The Year’s Highlights in Buck Passing
For years, New York Times columnist Nicholas Kristof has insisted that people who pay for sex and the intermediaries who facilitate that exchange are responsible for violence against women. Hence his Feb. 26 column celebrating the arrests of men who were guilty of nothing but negotiating terms with cops posing as hookers. In reality, it is prostitution prohibitionists such as Kristof who make the occupation unreasonably dangerous by creating a black market in which vendors are subject to theft and assault without legal recourse. Kristof is hardly unique in avoiding responsibility by casting blame on others.
For years, New York Times columnist Nicholas Kristof has insisted that people who pay for sex and the intermediaries who facilitate that exchange are responsible for violence against women. Hence his Feb. 26 column celebrating the arrests of men who were guilty of nothing but negotiating terms with cops posing as hookers.

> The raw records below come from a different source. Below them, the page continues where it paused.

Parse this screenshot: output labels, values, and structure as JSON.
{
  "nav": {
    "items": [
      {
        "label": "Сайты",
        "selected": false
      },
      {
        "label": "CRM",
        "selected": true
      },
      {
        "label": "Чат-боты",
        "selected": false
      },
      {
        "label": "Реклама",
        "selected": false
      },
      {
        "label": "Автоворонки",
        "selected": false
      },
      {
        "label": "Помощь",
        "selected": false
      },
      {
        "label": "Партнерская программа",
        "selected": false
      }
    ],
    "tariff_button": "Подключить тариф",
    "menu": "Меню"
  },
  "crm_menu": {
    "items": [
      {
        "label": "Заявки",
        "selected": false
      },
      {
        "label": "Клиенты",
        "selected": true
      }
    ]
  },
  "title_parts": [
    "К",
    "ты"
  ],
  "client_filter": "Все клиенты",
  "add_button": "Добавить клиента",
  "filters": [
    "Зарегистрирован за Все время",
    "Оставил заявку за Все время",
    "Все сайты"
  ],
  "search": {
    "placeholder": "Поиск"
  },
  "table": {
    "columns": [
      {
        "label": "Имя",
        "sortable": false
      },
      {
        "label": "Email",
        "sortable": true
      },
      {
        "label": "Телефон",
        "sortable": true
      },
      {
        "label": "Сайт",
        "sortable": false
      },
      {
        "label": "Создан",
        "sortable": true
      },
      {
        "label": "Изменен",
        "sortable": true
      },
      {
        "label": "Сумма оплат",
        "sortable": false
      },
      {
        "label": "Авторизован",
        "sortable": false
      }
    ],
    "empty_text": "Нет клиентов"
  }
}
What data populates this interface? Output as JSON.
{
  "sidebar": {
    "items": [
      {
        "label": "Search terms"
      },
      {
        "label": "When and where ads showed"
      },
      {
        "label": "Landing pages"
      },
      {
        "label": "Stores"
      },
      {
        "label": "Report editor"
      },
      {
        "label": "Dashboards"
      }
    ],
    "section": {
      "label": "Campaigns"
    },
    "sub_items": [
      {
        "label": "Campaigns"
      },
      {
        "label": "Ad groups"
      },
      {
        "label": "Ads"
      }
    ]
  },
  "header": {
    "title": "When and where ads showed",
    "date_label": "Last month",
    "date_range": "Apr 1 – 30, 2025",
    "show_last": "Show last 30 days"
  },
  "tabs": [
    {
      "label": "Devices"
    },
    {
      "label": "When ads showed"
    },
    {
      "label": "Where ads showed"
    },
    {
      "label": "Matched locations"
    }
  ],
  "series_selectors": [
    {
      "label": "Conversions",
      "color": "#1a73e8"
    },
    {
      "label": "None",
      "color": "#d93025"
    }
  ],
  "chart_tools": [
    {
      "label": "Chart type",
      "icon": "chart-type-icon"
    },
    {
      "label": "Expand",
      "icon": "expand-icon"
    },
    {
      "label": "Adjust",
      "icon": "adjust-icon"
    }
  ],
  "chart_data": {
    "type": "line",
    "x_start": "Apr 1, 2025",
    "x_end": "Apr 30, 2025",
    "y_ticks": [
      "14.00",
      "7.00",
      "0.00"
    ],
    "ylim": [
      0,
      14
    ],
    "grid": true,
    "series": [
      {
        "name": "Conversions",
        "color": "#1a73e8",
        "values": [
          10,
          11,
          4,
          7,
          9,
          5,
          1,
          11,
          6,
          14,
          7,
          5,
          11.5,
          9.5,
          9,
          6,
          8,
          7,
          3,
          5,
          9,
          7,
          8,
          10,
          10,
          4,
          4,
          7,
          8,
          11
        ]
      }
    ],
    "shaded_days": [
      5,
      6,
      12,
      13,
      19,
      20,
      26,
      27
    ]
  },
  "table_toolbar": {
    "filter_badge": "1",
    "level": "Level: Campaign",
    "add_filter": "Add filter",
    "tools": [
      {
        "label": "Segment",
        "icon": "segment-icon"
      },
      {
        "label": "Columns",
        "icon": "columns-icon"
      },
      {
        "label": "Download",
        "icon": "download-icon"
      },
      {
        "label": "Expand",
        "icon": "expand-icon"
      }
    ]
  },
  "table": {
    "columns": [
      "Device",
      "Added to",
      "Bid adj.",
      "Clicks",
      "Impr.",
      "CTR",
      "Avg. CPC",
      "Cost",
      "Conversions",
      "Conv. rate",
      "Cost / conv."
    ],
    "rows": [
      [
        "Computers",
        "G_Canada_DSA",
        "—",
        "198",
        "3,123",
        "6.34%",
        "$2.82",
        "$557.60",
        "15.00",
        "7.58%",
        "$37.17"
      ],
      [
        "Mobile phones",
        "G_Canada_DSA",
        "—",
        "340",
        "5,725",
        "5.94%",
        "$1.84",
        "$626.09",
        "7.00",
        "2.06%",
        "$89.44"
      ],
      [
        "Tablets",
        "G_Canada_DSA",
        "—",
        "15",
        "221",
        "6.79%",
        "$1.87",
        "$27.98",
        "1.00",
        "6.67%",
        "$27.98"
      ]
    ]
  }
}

In reality, it is prostitution prohibitionists such as Kristof who make the occupation unreasonably dangerous by creating a black market in which vendors are subject to theft and assault without legal recourse. Kristof is hardly unique in avoiding responsibility by casting blame on others. Here are some other memorable examples from the past year:
–Surveillance switch. In a speech last January, President Barack Obama expressed concern about the National Security Agency’s mass collection of telephone records. He worried that the database “has never been subject to vigorous public debate” and that “without proper safeguards, this type of program could be used to yield more information about our private lives and open the door to more intrusive bulk collection programs.” Yet it was Obama who approved the program and kept it secret, thereby preventing a public debate. The president did not perceive the NSA’s phone record dragnet as a serious threat to privacy until months after it was revealed by leaks he condemned.

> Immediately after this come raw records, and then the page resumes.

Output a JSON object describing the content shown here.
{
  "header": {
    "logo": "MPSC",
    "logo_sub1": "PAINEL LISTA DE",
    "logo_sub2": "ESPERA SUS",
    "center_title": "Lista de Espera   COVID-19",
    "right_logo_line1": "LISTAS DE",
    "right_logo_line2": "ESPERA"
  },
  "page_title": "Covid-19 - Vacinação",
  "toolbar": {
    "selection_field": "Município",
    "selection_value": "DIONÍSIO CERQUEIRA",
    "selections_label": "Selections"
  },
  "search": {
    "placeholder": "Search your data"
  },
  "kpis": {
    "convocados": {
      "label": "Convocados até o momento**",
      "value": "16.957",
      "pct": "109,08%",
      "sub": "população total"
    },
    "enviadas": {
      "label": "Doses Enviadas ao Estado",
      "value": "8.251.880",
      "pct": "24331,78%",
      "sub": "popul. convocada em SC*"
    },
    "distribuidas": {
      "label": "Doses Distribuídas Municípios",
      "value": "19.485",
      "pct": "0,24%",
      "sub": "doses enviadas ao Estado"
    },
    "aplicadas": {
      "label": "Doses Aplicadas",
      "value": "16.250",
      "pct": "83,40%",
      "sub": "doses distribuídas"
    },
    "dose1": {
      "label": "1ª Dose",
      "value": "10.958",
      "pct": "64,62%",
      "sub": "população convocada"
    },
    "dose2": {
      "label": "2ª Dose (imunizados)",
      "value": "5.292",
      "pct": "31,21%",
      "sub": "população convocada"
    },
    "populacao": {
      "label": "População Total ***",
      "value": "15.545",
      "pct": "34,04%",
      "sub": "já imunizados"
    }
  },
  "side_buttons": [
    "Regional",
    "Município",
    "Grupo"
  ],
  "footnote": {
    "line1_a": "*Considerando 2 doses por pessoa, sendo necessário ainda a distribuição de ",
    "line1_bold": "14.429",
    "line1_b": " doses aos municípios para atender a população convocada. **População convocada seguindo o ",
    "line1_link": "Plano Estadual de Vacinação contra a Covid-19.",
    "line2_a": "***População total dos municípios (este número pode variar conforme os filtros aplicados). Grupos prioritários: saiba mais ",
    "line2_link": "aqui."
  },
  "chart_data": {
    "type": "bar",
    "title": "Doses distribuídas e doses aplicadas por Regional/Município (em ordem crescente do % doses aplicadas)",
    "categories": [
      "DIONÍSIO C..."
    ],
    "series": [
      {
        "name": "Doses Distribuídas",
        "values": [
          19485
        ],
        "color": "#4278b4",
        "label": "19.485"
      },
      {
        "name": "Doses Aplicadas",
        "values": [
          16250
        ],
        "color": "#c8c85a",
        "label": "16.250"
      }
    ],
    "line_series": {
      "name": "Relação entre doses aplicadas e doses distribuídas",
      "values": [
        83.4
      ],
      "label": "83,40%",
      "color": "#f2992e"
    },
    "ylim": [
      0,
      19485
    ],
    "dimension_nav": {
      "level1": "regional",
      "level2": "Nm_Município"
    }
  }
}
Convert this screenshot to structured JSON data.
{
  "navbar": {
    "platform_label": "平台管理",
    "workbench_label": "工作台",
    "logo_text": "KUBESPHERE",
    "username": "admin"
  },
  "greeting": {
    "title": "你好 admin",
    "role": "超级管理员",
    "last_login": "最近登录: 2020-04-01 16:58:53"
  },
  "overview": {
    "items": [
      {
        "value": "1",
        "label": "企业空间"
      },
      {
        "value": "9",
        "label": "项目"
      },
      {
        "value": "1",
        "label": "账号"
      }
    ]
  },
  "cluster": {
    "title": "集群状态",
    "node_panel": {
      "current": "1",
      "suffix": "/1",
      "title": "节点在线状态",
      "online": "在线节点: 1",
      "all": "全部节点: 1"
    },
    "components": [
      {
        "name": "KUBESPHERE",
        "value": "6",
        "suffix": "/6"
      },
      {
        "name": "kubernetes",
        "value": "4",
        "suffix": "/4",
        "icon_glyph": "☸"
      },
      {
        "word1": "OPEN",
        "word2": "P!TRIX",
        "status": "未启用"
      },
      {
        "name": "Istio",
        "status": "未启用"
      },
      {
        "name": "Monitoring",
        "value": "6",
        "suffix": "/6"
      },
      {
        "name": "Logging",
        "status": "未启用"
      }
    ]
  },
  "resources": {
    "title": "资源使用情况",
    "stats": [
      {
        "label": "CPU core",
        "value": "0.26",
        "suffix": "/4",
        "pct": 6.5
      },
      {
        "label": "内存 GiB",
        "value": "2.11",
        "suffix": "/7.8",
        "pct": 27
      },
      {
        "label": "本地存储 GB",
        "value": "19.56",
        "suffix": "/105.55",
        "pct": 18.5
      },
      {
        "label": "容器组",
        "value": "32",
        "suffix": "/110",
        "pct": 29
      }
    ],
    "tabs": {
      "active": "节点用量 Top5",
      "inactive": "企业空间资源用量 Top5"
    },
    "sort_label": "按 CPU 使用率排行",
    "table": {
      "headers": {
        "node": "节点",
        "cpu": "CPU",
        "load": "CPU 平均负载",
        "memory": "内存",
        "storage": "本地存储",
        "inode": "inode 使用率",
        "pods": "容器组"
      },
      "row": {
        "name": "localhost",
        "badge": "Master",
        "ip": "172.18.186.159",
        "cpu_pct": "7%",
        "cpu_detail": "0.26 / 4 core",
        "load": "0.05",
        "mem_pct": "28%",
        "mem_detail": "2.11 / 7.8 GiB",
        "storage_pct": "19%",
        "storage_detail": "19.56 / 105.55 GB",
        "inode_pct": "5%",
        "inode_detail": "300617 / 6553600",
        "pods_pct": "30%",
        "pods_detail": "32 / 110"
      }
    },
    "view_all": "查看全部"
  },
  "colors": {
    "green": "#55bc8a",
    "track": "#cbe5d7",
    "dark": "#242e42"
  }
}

–Righteous wrath. Rep. Michael Grimm, R-N.Y., who last week pleaded guilty to tax evasion after proclaiming his innocence and this week announced his resignation after insisting he would not resign, eventually apologized to Michael Scotto, the NY1 reporter whom he threatened to “break … in half” and throw from a Capitol balcony after Scotto asked about an investigation into Grimm’s fundraising practices. But at first, Grimm blamed Scotto for the outburst, saying, “I was extremely annoyed because I was doing NY1 a favor by rushing to do their interview.”
–Pot of trouble. After President Obama observed, in a January interview with The New Yorker, that marijuana is less dangerous than alcohol, CNN’s Jake Tapper asked him whether he was open to reclassifying marijuana, which is currently a Schedule I drug, a category supposedly reserved for substances with no accepted medical applications that have a high potential for abuse and cannot be used safely, even under a doctor’s supervision. “What is and isn’t a Schedule I narcotic is a job for Congress,” Obama replied. “It’s not something by ourselves that we start changing. No, there are laws undergirding those determinations.” That last part is true, but those laws – in particular, the Controlled Substances Act – allow the executive branch to reschedule drugs without new legislation.

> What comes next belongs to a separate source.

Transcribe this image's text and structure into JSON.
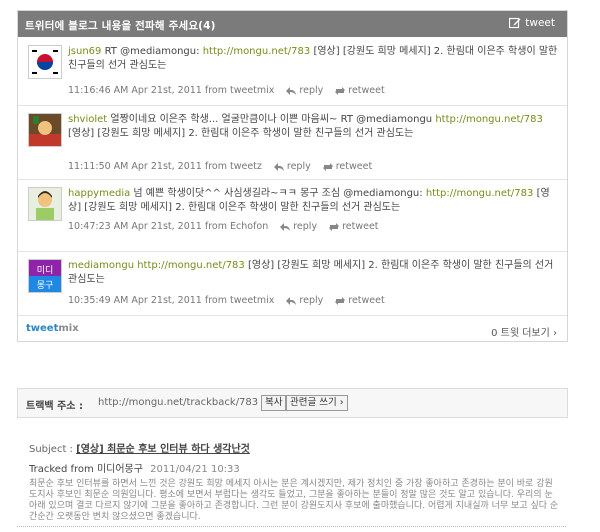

–Hidden hazards? Last July, a Florida jury decided that R.J. Reynolds should pay $23 billion in punitive damages to Cynthia Robinson, the widow of a smoker who died of lung cancer in 1996. The jurors evidently were swayed by evidence indicating that R.J. Reynolds executives questioned the hazards and addictiveness of cigarettes in public while acknowledging them in private. Yet anyone who began smoking in the 1970s and continued smoking for the next two decades, as Robinson’s husband did, voluntarily assumed the well-known risks associated with the habit. Nothing R.J. Reynolds said or failed to say changes that reality, because it is impossible to conceal common knowledge, no matter how much the tobacco companies may have wished otherwise.
–Baby burners. Last May, an early-morning SWAT raid in Habersham County, Georgia, left a toddler horribly burned by a flash-bang grenade tossed into his crib. Police, who were looking for a meth dealer in the wrong place, said they had no idea that children were living in the house – a fact that even the most cursory surveillance would have revealed. A grand jury later faulted the cops for a “hurried” and “sloppy” investigation. But Habersham County Sheriff Joey Terrell said responsibility for the botched operation actually lies with someone who was not even there. “The person I blame in this whole thing,” Terrell said the day after the raid, “is the person selling the drugs.”